Karinding pada dasarnya termasuk ke dalam jenis alat musik lamelafon atau idiofon, yang mengklasifikasi jenisnya berdasarkan cara pembuatan dan cara memainkannya. Hal tersebut tentu juga mengacu pada nada atau pirigan dalam memainkan Karinding yang mana secara konvensional memiliki 4 jenis pirigan, yaitu: tonggeret, gogondangan, rereogan, dan iring-iringan. Secara bahasa, nama Karinding terdiri dari kata Ka Ra Da Hyang yang berarti "dengan diiringi oleh doa sang Maha Kuasa" dalam Bahasa Sunda. Namun, ada pula yang mengartikannya sebagai Ka=Sumber dan Rinding= Bunyi, yang berarti Karinding adalah sumber bunyi.

Karinding sendiri telah ditetapkan menjadi salah satu Warisan Budaya Takbenda (WBTb) Indonesia pada tahun 2021 lalu . Warisan Budaya Takbenda merupakan "budaya hidup" yang berisi unsur filosofis dari tradisi masyarakat dan masih diturunkan dari generasi ke generasi. Sebagai "budaya hidup" kini Karinding dapat ditelusuri secara pasti sejarah dan perkembangannya melalui berbagai sumber literatur yang beredar dari hasil riset para penggiat Karinding. Satu diantaranya yang lengkap dan tersebar luas adalah buku Sejarah Karinding Priangan yang ditulis oleh Kimung. Buku ini memuat secara lengkap berbagai kisah sejarah Karinding yang ada di Priangan dan Banten. Kisahnya dituliskan sejak kemunculannya dalam naskah-naskah kuno, foklor-foklor yang tersebar di berbagai daerah di Priangan dan Banten; hasil-hasil perekaman pertama Karinding tahun 1893, 1920an, 1968, 1970an, 1980, 1990an dan 2000an; hingga bangkit kembali secara massal melalui hadirnya Giri Kerenceng dan Karinding Attack pada saat itu.

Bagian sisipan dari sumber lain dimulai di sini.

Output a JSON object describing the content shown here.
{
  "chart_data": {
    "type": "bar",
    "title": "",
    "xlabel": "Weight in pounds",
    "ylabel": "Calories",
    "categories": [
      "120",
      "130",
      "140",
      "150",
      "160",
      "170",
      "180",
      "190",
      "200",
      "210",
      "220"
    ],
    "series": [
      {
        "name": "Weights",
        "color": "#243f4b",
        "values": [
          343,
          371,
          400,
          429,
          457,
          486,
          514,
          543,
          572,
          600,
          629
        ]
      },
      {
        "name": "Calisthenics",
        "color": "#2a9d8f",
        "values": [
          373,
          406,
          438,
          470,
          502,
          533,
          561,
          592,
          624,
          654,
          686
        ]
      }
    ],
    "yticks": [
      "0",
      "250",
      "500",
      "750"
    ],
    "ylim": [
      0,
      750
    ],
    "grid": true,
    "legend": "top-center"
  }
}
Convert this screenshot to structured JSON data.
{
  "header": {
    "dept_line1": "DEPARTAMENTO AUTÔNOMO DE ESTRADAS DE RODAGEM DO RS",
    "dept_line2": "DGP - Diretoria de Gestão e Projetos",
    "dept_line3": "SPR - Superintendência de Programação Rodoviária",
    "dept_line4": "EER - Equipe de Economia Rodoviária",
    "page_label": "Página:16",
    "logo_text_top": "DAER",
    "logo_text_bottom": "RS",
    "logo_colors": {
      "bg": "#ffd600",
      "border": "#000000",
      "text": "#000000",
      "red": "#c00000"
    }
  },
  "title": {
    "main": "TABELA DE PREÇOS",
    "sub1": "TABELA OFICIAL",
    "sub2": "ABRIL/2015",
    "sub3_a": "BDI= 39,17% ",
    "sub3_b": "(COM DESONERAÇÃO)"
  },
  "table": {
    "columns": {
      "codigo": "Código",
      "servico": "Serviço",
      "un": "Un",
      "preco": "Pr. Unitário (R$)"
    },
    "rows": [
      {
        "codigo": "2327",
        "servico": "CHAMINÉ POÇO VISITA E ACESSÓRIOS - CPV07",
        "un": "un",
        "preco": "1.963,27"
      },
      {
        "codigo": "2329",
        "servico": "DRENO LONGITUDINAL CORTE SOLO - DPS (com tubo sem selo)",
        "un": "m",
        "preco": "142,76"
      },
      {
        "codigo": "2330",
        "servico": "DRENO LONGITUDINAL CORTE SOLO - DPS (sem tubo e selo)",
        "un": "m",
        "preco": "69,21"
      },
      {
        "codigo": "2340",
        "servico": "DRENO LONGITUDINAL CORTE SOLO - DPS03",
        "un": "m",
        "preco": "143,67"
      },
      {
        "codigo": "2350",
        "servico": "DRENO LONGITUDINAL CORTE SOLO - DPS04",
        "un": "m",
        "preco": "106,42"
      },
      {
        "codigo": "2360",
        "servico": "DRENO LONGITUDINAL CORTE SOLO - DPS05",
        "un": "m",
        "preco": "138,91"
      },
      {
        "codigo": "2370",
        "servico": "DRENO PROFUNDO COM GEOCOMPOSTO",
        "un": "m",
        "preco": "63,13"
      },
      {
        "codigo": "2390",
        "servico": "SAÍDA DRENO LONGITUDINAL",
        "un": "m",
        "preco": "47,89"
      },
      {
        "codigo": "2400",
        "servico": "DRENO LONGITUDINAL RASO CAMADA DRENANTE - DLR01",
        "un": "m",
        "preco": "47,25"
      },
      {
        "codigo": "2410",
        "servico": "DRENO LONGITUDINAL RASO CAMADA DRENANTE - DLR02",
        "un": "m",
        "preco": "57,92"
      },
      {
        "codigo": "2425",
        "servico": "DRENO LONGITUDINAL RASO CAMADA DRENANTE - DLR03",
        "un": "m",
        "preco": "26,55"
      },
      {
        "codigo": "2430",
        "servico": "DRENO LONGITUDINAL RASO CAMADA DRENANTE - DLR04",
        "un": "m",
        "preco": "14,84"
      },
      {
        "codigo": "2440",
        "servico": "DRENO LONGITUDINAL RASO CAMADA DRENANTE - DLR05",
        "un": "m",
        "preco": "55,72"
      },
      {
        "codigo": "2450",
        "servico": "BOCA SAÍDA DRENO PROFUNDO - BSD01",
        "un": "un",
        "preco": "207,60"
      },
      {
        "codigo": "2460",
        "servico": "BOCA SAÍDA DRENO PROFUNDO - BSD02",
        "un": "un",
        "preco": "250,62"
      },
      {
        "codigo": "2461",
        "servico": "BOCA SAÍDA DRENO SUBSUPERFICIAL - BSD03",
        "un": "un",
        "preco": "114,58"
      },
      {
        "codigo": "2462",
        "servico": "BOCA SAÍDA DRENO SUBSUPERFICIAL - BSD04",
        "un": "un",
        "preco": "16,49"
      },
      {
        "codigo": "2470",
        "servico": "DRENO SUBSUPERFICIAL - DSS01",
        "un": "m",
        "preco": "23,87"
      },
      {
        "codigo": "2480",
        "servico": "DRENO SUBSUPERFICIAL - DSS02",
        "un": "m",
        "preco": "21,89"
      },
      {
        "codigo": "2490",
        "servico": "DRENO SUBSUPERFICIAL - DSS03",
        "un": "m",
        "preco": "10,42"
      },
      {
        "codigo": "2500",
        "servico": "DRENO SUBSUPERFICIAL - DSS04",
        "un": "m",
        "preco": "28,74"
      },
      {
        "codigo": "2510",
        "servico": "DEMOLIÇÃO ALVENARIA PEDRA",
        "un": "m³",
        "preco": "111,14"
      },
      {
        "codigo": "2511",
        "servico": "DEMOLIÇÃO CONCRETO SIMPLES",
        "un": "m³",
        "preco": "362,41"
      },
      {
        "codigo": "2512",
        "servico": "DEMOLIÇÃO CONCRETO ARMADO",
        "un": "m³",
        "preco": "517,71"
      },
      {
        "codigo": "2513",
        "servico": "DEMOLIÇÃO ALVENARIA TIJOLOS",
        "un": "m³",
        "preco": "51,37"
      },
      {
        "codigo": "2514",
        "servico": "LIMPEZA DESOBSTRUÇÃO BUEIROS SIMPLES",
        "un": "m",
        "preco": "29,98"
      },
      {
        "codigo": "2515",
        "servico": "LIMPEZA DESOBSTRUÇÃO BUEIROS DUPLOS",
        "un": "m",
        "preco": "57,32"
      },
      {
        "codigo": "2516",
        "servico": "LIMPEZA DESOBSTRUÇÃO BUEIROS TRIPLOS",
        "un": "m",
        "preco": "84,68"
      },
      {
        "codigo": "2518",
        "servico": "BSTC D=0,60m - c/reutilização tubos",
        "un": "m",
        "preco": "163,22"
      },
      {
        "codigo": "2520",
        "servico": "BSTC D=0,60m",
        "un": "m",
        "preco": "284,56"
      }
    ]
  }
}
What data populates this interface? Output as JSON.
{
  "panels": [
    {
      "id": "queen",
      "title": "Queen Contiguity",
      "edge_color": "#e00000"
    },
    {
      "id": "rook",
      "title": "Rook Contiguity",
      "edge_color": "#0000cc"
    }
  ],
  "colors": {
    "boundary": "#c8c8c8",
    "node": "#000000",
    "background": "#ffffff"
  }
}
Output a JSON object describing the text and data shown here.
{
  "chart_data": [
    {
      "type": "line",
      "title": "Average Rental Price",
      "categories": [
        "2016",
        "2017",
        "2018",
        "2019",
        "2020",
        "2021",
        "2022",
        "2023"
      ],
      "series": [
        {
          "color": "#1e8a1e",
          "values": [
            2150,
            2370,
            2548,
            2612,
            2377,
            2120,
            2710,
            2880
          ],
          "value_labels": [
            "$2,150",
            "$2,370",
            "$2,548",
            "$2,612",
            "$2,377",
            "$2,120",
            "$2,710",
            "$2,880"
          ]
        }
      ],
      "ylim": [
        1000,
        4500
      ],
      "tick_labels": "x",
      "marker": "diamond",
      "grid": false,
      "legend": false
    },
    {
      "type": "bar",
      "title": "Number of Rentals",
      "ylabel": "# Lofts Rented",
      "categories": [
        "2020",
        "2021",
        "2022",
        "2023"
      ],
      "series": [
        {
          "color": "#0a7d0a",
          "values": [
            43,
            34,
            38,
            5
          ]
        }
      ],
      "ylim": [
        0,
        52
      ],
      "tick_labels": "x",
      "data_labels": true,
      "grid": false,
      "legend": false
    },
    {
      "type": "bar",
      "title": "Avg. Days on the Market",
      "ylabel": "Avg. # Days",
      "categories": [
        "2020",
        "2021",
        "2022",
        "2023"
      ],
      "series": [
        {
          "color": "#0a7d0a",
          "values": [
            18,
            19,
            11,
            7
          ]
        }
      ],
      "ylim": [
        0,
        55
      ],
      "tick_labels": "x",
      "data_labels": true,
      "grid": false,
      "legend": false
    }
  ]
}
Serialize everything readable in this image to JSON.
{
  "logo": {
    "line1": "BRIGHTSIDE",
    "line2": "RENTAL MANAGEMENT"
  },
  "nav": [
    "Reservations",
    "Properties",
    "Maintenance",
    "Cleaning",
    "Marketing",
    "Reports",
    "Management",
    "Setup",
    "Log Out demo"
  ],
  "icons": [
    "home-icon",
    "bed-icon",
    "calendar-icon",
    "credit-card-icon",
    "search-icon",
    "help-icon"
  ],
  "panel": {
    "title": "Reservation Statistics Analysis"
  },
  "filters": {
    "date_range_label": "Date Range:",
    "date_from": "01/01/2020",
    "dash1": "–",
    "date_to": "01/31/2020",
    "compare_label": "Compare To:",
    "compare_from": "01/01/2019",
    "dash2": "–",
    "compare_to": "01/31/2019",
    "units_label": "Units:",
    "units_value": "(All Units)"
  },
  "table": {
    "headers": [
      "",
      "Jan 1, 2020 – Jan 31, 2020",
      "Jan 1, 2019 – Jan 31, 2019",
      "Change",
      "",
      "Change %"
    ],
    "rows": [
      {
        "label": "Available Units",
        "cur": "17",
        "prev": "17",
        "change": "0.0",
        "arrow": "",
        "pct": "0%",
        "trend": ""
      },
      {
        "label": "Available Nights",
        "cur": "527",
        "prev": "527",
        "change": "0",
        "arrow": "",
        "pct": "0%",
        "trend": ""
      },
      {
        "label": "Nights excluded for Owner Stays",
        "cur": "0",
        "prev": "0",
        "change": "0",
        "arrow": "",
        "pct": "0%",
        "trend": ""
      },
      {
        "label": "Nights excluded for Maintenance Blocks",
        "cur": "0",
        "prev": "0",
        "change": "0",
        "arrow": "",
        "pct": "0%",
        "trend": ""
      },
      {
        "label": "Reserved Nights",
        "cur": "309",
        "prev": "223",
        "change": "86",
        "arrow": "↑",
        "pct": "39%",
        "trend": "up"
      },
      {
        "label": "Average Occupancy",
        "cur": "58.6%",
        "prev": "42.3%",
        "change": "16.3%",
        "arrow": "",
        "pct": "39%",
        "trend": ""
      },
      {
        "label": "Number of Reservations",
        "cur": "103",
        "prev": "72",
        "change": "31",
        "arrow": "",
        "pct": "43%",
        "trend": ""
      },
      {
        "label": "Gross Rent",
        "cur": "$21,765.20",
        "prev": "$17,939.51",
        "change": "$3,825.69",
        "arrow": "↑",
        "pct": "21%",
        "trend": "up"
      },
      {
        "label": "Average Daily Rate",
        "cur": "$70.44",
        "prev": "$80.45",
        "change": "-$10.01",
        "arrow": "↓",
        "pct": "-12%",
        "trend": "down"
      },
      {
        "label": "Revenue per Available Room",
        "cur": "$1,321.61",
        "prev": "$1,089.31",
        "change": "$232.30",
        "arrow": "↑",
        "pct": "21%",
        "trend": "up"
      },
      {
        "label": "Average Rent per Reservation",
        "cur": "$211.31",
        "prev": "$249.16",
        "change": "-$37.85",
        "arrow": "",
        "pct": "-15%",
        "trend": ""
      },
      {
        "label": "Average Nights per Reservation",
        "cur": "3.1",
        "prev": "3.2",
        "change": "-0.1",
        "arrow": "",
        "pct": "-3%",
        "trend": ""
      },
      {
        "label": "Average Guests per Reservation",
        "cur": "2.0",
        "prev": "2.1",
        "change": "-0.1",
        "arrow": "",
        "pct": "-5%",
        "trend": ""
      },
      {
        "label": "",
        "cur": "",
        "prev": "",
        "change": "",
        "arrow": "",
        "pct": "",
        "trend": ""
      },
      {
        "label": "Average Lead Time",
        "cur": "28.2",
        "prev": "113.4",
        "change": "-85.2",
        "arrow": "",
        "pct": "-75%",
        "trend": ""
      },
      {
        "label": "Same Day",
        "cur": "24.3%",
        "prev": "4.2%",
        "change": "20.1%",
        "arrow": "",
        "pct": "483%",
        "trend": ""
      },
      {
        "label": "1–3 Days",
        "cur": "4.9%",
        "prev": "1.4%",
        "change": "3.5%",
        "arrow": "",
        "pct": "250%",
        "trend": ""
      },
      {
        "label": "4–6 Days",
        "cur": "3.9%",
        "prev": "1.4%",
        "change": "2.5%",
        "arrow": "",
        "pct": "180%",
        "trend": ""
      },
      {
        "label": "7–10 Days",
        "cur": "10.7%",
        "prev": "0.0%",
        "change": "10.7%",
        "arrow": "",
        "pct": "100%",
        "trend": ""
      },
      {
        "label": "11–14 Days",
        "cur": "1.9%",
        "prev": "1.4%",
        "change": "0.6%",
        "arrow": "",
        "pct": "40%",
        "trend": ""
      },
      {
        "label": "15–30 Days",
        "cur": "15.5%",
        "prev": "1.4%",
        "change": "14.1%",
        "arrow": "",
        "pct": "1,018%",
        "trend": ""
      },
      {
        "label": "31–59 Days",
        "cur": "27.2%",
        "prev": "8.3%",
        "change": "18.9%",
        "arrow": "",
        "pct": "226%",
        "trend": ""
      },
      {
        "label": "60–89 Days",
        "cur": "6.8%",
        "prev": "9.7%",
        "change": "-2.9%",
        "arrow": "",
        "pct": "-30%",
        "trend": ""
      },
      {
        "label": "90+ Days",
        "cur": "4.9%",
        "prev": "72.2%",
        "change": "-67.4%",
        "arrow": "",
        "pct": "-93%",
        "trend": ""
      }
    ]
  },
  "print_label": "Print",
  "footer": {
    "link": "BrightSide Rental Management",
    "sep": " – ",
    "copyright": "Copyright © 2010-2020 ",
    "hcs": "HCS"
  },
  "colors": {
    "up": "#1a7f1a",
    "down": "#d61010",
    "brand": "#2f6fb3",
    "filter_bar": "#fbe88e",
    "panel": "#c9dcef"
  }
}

Baraya sekalian, dalam perkembangannya Karinding bermula sebagai sabuah alat pengusir rasa bosan para petani ketika menunggu sawah garapannya. Fungsi ini yang kemudian diketahui bermanfaat untuk mengusir serangga dan binatang sejenis hama, sebab suara yang dihasilkan karinding memiliki tingkatan rendah–rendah decible yang biasa kita sebut ultrasonik. Selain sebagai alat musik pertanian, Karinding juga difungsikan sebagai alat ritual yang dimainkan dalam berbagai acara. Biasanya permainan Karinding dibawakan secara rampak dan diikuti alat musik pendukung guna mengiringi pembacaan rajah atau doa. Bagi kalangan pemuda di tatar Sunda, Karinding juga populer sebagai alat musik pergaulan. Selain itu, di Banten, Karinding juga dimainkan sebagai alat musik untuk permainan anak-anak. Hingga pada perkembangan berikutnya, Karinding memiliki fungsi sosial yaitu sebagai salah satu bagian dari kekayaan waditra atau alat musik tradisional masyarakat Sunda.

Perlu diketahui, bahwa di wilayah lain di Indonesia sebenarnya terdapat alat musik serupa Karinding yang tersebar dengan berbagai nama dan cara memainkannya yang berbeda-beda. Di antaranya adalah Riding (Cirebon), Rinding (Jawa Tengah), Genggong (Bali), Slober (Lombok), Pikon (Papua), Dunga (Sulawesi), Karindang (Kalimantan), Sagasaga (Sumatera). Lalu ada juga beberapa tempat di luar negeri yang menamainya dengan Jewsharp. Akan tetapi, Karinding dari suku Sunda memiliki perbedaan khas yang tidak dimiliki oleh alat musik sejenis di Indonesia.

Kini, secara kultural Karinding telah banyak beradaptasi dengan perkembangan zaman. Baik di ranah musik, pertunjukan, maupun penggunaannya dalam keseharian. Solidaritas sosial tercipta dengan banyaknya komunitas Karinding yang bergerak aktif dalam berbagai kegiatan kesenian dan kebudayaan. Tujuannya jelas melestarikan Karinding demi terjaganya eksistensi dan konsistensinya saat ini.